In that scenario, the identity provider acts as an intermediary: checking the proofs that the individual has the claimed attributes and passing on verification that they exist - but not the proofs themselves. Trust is key all along this chain: both consumers and relying parties must be able to trust that the identity provider has done its job correctly.
But it limits any one party's visibility, since identity providers know only which services it has helped a given consumer access but not what they've done with them or via another identity provider, and consumers' personal data is exposed only to the identity provider.
One of the early implementations of these ideas is the UK government's Verify, now in public beta and created under the aegis of the Government Digital Service, formed in 2011 to transform the provision of public services. Verify aims to create a marketplace of multiple identity providers, offering people the option of using different providers for different uses.

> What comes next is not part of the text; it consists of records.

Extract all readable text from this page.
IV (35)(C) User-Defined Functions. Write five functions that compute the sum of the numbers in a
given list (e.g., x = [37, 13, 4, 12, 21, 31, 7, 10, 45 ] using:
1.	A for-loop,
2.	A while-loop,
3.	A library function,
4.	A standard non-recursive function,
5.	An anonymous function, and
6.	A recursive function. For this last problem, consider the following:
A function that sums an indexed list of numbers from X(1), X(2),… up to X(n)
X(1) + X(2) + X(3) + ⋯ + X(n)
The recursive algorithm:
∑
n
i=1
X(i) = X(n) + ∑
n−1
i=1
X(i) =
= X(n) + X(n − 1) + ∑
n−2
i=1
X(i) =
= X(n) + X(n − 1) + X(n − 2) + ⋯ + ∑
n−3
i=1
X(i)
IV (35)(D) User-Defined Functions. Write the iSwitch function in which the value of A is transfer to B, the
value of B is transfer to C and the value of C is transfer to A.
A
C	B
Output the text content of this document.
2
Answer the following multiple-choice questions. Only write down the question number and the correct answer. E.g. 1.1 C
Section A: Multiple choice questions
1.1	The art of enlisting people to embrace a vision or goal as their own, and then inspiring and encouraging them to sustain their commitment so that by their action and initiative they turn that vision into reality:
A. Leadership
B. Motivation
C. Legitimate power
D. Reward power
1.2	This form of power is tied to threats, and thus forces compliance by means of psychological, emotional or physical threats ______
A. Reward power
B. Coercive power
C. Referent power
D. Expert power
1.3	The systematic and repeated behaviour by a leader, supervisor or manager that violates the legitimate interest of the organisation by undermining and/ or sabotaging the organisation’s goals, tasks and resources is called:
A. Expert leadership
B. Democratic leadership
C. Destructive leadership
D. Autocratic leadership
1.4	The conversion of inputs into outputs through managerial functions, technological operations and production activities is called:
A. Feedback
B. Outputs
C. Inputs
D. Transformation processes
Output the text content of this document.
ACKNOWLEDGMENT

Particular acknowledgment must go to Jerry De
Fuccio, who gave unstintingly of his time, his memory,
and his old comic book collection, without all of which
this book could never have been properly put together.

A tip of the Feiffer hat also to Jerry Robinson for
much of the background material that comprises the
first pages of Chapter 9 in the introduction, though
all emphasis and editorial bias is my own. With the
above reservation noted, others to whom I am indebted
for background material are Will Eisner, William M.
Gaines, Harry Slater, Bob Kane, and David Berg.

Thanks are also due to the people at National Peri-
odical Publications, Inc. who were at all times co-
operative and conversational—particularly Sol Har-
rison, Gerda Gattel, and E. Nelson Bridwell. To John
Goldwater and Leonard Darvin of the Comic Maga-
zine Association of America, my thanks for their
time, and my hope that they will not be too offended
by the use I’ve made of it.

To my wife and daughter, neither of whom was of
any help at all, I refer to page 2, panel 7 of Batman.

The system should both avoid the creation of huge honeypots of data for criminals to target, or vulnerabilities to expose while giving consumers more genuine control over how and where they give consent for the use of their data.
The key to make this structure succeed, says Tom Loosemore, GDS's founder and the leader of Gov.UK for its first five years, is relentless focus on the user. At GDS, Loosemore's goal was to create Government as a platform, an effort to build a new public infrastructure that he compares to the 1850s effort to build a sewage system to improve sanitation and public health.
"In our time," he said at PIE 2015, "that public infrastructure is made of data." The reinvented infrastructure should mean that someone wanting to start a business could do it in three minutes rather than months spent chasing paperwork, while simultaneously protecting citizens from "themselves, others, and Governments".
Sequestered inside a company - or, perhaps even more so, a Government department - it's easy to lose touch with who users actually are. On an in-house corkboard, GDS staff have a photo with a Post-It note saying "our users". It points to a picture of people in an ordinary street scene, meant to serve as a constant reminder of who government services are meant to be designed for and who has to navigate the jargon language and complex, opaque infrastructure that are obvious to insiders.
Says Loosemore, "The most important generator of trust is speaking human."